The tree planting, which will take place rain or shine, includes 11 a.m.-4 p.m. Friday at Heatherwood Park, 1000 Hartzell Road in New Haven; 11 a.m.-5 p.m. Saturday in Moser Park, 601 W. Main St. in New Haven; and 11 a.m.-3 p.m. Sunday at Heatherwood Park, a news release said. Save Maumee partnered with the New Haven-Adams Township Parks and Recreation Department and East Allen County Schools on the project.
Participation is free and open to the public. A brief tree-planting workshop will be offered at 11 a.m. each day.
The project is part of Save Maumee's Riparian Buffer Initiative to reduce flooding and to improve water quality by containing phosphorus and other nutrients, the news release said. The land being reforested typically is underwater several days or weeks each year.

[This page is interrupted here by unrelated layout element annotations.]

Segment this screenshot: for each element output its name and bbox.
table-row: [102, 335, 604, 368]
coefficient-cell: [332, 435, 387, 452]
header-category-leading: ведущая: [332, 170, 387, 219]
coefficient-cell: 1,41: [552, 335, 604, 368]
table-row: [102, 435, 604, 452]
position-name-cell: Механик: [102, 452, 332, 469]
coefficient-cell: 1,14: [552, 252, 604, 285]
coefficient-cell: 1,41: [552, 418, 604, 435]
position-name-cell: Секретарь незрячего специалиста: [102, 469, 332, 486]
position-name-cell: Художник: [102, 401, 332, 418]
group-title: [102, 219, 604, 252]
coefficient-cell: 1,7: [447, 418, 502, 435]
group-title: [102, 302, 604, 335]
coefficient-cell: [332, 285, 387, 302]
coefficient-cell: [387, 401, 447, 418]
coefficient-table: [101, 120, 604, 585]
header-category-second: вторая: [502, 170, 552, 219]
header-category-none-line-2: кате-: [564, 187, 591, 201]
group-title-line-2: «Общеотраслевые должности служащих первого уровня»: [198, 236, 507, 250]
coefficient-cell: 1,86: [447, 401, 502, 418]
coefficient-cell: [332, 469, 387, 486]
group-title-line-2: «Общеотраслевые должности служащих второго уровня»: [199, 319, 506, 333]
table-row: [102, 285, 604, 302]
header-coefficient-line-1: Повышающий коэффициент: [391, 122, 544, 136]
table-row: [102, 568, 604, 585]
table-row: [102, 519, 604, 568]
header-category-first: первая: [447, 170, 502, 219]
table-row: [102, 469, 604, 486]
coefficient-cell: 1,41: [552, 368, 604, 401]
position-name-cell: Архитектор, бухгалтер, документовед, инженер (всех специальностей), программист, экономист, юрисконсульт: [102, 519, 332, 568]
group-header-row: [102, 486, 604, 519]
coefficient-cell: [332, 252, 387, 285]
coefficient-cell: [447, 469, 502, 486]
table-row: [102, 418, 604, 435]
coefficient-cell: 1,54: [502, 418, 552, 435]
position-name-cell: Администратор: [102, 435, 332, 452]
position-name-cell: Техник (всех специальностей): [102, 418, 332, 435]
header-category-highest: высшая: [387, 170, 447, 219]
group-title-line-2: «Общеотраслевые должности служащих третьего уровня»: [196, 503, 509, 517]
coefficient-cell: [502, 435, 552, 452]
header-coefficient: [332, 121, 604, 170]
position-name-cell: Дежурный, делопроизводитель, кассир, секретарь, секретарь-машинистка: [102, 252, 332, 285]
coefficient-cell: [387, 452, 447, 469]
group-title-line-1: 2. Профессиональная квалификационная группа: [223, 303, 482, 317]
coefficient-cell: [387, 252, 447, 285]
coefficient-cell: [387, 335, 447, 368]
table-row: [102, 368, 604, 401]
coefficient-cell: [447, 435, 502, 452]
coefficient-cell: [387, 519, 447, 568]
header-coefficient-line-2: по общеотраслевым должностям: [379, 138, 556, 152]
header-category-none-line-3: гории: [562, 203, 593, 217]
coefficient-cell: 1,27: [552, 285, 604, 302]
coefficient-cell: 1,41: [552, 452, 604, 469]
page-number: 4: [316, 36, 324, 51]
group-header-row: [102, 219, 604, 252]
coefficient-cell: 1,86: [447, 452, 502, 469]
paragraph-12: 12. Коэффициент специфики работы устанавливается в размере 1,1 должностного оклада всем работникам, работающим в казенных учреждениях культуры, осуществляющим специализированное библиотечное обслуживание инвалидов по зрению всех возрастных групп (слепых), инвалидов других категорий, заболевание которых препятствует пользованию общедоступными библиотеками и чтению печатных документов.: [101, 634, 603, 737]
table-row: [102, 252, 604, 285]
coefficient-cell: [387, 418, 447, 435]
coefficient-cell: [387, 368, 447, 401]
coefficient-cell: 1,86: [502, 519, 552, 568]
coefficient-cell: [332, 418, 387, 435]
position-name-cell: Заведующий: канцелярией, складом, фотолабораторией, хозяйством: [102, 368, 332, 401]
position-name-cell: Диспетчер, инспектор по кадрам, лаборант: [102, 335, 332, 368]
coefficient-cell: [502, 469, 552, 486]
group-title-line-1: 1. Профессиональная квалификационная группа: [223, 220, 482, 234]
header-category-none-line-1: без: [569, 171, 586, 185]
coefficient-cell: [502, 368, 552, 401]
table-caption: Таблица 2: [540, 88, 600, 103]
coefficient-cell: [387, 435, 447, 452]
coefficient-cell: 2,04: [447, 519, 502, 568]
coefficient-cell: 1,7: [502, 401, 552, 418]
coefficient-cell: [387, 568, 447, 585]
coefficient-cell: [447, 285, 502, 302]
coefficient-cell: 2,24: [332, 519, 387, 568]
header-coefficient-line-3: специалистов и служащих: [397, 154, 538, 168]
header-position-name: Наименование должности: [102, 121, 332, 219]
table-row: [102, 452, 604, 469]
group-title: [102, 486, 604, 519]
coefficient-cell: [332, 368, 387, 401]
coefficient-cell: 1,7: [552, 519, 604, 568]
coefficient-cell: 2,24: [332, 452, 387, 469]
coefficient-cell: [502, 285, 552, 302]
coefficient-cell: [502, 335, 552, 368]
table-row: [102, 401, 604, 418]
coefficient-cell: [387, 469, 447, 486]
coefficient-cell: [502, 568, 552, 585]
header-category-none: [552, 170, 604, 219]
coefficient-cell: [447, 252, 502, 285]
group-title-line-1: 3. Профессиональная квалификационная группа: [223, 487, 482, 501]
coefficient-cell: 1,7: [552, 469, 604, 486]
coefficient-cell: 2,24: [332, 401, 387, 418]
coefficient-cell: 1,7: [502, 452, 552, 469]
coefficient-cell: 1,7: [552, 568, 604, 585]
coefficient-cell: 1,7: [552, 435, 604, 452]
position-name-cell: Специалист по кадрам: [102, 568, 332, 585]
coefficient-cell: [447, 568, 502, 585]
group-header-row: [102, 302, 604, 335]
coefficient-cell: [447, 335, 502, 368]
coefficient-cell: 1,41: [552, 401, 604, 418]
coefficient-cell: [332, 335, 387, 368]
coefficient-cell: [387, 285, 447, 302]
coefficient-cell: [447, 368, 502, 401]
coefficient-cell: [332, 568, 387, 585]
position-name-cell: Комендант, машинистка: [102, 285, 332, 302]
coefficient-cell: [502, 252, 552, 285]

Old Crown Coffee, Food NOT Bombs and Three Rivers Health Food Shoppe will provide free coffee, snacks and food for volunteers, the news release said. A number of local bands will entertain, including Dan Dickerson & The Harp Condition, Kyle Haller & Company, Breon Jones, Kill Le Kill, and Sad Gravity. Tie-dye T-shirts can be purchased Saturday while supplies last, or you can buy a tree and have it planted in your name.
The March for Science will celebrate evidence-based policies for protecting the public with activities at 10 a.m. Saturday and throughout that day, the news release said. On Sunday, Harley-Davidson of Fort Wayne also will host a “Long Ride along the Maumee River” fundraising ride to Lake Erie near Toledo, Ohio, which will benefit Save Maumee riparian buffer restoration.
“Trier Ditch is a degraded stream, and it flows directly into the Maumee,” Abigail Frost-King, Save Maumee president and founder, said in the news release. “The Upper Maumee Watershed Management Plan cost Indiana and Ohio taxpayers $297,066, and we are working to implement it so it does not get dusty on a shelf. When we do not implement these programs, there are no numbers on how much we end up spending on public health and increased water treatment costs."
Funding for the trees and project comes from the U.S. Forest Service through the Great Lakes Restoration Initiative, the news release said.
WHAT: Save Maumee grass-roots organization will plant more than 1,100 trees along Trier Ditch at Heatherwood and Moser parks in New Haven to help control flooding and reduce nutrient run-off into the Maumee River. Food, live music and other activities will be provided.
WHEN and WHERE: 11 a.m.-4 p.m. Friday at Heatherwood Park, 1000 Hartzell Road in New Haven; 11 a.m.-5 p.m. Saturday at Moser Park, 601 W. Main St. in New Haven; and 11 a.m.-3 p.m. Sunday at Heatherwood Park.